WASHINGTON — The U.S. economy likely slowed significantly in the final three months of 2015 — and the picture seems to have grown gloomier in the first few weeks of 2016.
Sinking oil and stock prices and weakness in China and other emerging markets have raised worries about their impact on the U.S. economy. The Federal Reserve noted that concern this week with a cautious assessment of the economy.
On Friday, the government is expected to estimate that the U.S. economy grew at a minuscule 0.9 percent annual rate in the October-December quarter, according to economists surveyed by data firm FactSet. It would be less than half the growth rate of the previous quarter.
A key reason was likely a broad effort by businesses last quarter to reduce their overhang of unsold goods. Another factor is expected to be a widening trade deficit: Further strength in the dollar has made American-made goods more expensive and thus less competitive overseas. In addition, economic troubles in regions from Europe to China have depressed U.S. exports.

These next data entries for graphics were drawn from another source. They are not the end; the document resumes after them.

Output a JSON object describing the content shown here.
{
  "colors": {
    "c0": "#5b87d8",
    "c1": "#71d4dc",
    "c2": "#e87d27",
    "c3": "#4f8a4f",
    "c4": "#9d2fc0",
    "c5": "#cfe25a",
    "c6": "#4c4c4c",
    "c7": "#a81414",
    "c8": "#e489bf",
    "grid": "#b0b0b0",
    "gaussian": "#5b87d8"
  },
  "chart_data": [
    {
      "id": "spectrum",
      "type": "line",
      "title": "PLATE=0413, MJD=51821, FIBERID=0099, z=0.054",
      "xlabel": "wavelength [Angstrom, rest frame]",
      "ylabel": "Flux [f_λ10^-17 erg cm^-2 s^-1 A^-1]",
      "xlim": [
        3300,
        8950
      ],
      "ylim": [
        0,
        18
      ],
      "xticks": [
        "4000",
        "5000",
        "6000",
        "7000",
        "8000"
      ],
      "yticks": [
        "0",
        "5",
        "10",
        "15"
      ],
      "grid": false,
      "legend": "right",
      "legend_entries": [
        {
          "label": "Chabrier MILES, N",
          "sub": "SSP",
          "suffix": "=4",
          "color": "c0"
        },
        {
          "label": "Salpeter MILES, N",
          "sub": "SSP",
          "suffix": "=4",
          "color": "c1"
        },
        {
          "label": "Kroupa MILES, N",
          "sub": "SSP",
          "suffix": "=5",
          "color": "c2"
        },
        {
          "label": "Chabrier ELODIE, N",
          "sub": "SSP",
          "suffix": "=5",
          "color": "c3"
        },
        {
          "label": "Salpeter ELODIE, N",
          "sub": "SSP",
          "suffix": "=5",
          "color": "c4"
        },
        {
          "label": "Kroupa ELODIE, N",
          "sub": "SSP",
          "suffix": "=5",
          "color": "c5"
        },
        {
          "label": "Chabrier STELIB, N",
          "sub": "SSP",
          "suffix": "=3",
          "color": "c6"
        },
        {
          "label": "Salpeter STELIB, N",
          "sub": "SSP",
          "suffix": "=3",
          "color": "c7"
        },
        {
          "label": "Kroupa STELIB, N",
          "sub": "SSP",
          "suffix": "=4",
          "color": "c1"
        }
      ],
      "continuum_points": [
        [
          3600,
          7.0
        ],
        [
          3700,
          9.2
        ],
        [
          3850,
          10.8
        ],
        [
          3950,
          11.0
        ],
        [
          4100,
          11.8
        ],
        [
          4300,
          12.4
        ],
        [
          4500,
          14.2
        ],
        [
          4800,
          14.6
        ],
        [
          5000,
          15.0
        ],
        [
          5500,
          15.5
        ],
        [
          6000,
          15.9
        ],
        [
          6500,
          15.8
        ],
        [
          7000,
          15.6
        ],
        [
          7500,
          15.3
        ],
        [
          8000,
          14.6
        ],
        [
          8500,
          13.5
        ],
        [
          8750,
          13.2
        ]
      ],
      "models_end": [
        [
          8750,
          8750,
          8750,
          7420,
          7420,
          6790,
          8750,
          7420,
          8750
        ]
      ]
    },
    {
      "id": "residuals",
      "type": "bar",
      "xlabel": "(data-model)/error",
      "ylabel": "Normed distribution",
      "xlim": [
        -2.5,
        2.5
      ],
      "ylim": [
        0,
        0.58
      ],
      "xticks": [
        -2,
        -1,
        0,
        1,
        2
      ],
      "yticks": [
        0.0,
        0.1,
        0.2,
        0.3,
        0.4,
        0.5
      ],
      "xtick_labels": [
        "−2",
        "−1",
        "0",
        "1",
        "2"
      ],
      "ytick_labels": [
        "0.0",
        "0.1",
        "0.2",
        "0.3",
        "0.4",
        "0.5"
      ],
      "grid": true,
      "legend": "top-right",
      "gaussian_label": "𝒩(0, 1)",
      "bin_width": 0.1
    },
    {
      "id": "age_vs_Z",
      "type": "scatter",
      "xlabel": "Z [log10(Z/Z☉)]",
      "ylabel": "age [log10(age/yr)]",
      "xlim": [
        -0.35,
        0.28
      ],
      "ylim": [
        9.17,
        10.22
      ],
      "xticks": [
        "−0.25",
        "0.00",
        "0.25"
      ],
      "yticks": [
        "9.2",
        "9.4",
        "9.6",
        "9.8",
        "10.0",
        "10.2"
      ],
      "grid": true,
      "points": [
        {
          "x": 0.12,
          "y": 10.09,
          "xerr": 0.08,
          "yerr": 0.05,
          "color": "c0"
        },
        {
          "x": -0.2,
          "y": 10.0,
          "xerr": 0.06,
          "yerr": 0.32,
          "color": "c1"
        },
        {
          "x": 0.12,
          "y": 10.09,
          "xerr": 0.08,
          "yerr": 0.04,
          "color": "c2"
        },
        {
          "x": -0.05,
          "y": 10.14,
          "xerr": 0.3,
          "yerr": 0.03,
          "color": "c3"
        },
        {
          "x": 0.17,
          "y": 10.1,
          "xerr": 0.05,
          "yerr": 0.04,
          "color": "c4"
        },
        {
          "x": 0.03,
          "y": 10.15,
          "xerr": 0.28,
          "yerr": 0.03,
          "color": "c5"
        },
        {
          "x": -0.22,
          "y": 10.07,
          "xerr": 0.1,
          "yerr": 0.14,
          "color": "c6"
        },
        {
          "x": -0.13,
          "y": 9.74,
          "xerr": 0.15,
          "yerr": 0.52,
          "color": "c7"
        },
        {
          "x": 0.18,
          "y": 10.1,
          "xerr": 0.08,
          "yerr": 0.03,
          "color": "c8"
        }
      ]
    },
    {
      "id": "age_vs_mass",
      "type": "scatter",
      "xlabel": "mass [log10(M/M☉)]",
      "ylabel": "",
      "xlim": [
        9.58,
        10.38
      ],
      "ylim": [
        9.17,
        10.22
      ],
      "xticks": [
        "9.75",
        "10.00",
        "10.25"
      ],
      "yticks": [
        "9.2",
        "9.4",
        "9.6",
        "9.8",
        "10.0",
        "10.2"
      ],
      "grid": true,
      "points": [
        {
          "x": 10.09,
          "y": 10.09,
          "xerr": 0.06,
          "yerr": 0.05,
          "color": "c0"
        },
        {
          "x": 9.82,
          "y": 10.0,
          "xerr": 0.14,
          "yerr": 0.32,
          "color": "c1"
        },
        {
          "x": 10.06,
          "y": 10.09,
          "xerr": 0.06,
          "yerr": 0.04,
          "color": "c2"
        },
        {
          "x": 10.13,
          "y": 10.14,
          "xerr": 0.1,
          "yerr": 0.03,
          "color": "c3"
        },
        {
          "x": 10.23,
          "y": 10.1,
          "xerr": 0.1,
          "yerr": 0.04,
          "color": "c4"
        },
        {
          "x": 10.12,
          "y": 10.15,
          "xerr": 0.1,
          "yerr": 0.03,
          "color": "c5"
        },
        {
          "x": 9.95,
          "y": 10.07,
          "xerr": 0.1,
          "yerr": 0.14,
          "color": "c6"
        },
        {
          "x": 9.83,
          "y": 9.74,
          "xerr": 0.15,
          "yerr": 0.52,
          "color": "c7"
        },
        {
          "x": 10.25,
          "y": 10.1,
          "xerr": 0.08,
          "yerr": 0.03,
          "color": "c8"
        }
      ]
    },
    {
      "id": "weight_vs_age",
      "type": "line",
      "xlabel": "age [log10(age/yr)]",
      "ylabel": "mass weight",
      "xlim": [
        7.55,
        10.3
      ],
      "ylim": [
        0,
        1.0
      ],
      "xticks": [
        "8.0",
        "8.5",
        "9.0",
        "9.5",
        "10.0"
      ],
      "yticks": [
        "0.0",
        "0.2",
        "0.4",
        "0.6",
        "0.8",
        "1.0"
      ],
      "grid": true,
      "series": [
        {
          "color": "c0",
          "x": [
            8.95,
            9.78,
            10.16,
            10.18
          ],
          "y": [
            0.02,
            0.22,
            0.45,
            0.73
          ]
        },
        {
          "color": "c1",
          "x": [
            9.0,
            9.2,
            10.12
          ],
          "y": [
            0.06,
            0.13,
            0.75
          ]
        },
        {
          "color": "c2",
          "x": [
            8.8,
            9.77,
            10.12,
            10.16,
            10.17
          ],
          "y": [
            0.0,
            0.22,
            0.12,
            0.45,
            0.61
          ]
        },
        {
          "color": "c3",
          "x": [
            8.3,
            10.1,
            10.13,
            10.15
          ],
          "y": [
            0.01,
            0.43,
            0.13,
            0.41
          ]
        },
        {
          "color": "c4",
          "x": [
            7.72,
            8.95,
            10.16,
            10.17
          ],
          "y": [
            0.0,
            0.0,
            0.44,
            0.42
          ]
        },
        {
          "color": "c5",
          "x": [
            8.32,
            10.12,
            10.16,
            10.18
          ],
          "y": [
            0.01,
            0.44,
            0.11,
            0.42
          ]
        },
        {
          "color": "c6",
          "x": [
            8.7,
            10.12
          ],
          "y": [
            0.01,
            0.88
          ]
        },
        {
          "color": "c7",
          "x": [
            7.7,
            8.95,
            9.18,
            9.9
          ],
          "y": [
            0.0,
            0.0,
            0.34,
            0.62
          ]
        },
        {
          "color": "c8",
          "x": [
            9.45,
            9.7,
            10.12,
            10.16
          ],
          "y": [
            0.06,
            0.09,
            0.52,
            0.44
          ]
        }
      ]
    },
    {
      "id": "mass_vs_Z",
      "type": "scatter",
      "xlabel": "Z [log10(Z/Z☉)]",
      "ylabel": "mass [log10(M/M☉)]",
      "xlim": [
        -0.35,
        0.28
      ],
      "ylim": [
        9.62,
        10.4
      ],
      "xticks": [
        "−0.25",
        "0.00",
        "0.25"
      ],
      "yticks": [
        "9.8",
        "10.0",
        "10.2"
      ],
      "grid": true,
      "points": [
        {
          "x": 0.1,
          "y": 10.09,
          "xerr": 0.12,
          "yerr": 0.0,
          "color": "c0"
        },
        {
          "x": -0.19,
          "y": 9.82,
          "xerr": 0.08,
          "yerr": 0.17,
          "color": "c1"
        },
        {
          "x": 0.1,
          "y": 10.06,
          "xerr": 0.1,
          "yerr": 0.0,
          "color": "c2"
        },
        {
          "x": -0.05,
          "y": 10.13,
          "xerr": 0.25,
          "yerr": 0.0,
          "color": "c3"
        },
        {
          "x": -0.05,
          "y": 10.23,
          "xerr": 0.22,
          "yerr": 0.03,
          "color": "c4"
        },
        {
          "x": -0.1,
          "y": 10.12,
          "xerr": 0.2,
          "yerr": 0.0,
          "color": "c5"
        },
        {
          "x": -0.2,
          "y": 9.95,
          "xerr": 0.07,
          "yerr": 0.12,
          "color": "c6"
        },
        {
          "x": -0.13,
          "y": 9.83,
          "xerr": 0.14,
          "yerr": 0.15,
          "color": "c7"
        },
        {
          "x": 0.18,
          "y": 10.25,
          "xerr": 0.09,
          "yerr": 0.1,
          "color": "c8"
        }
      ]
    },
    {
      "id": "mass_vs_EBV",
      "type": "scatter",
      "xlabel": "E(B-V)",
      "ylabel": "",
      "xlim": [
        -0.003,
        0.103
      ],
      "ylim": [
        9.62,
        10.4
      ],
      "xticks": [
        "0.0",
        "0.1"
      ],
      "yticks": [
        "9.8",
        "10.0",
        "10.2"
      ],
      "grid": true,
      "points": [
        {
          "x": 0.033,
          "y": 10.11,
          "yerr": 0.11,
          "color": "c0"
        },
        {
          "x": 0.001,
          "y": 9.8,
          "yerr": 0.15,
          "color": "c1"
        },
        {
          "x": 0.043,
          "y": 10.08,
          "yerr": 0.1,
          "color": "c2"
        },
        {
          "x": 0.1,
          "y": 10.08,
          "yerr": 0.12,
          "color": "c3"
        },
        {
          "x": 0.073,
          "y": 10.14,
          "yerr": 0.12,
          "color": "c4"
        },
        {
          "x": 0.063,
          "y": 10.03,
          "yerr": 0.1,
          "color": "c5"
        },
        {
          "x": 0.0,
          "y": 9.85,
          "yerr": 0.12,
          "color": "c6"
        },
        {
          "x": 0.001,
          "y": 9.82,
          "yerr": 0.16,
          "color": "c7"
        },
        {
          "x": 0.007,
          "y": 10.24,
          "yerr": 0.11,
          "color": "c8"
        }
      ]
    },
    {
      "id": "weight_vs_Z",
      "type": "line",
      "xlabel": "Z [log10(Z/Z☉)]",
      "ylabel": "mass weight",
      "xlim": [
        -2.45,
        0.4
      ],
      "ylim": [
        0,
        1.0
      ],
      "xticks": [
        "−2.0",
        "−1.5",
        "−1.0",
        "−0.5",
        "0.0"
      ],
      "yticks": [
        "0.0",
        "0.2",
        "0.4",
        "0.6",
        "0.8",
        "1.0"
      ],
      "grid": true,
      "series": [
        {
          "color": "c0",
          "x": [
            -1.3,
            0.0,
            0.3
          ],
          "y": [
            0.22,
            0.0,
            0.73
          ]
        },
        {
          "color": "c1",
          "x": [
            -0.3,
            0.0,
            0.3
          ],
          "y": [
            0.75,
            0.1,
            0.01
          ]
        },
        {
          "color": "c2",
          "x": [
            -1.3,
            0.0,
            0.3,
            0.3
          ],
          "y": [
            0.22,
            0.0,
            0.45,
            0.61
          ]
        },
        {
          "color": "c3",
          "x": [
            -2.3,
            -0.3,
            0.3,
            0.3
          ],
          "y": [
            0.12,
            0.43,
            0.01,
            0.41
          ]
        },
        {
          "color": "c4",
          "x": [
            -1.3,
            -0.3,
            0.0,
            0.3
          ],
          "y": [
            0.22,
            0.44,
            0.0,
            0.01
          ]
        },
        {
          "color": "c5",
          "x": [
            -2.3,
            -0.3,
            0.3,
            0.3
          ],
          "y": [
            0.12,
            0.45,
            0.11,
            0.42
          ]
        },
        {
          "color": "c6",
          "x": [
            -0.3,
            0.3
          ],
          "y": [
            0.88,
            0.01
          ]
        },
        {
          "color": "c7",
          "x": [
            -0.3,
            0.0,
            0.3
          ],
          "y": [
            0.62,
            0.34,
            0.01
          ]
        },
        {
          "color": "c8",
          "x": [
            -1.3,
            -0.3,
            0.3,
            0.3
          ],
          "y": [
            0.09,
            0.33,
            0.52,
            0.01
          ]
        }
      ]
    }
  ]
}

It will be the government's first of three estimates of economic growth for the fourth quarter.
Despite the fears that have gripped investors early in the year, economists predict that growth will strengthen in the January-March quarter to an annual rate of around 2 percent. The boost is likely to come mainly from consumer spending, which typically fuels about two-thirds of economic activity. Continued solid job growth is expected to embolden consumers to spend more.
Still, that forecast assumes that severe winter weather won't depress first-quarter activity as it did the past two years.
The Fed left interest rates unchanged on Wednesday after having raised its benchmark short-term rate in December from record lows. Many analysts think that economic weakness, subpar inflation and global pressures will cause the Fed to slow its pace of rate hikes this year from what had been expected to be four increases to perhaps only two.
For all of 2015, economists have estimated that the economy grew around 2.3 percent, about equal to the 2.4 percent growth for 2014. That would continue the economy's pattern of subpar growth since the Great Recession officially ended in June 2009.
For 2016, economists are forecasting another year of modest growth of around 2 percent. At the same time they have nudged up the prospects for a recession this year. While still low, the likelihood is now put at around 20 percent, though most analysts still see an outright recession as unlikely.
"I think the fear of a global recession coming out of a slowdown in China is not going to be born out," said David Jones, chief economist at DMJ Advisors. "I think a cautious consumer and cautious business attitudes will keep us growing slowly in the first half of the year, but we will pick up strength in the second half of the year."
Many economists expect the strength in the domestic economy to offset weakness in export sales and in the U.S. energy sector, which has been slashing investment in response to the plunge in energy prices.
While economic growth was lackluster last year, hiring was not. The economy added an average of 284,000 jobs a month in the final quarter of last year. The unemployment rate ended the year at a low 5 percent.
Mark Zandi, chief economist at Moody's Analytics, said he expects strong job growth to keep lowering unemployment and to help boost wages, which have lagged in this recovery. He said the extra consumer spending, which will be aided by lower gas prices, will support economic growth of around 2.5 percent in 2015.
Growth at that level is above the economy's potential right now, which many analysts put at around 2 percent, reflecting a slower pace of people entering the job market and slower productivity growth.
Though the Fed didn't rule out a rate hike at its next meeting in March, Brian Bethune, an economics professor at Tufts University, said he believed the fact that the economy slowed in the final months of 2015 and faces more headwinds this year will be noted by the central bank.
"I think the first possibility for a rate hike will be in June or July, and I only see a maximum of two quarter-point hikes this year," Bethune said.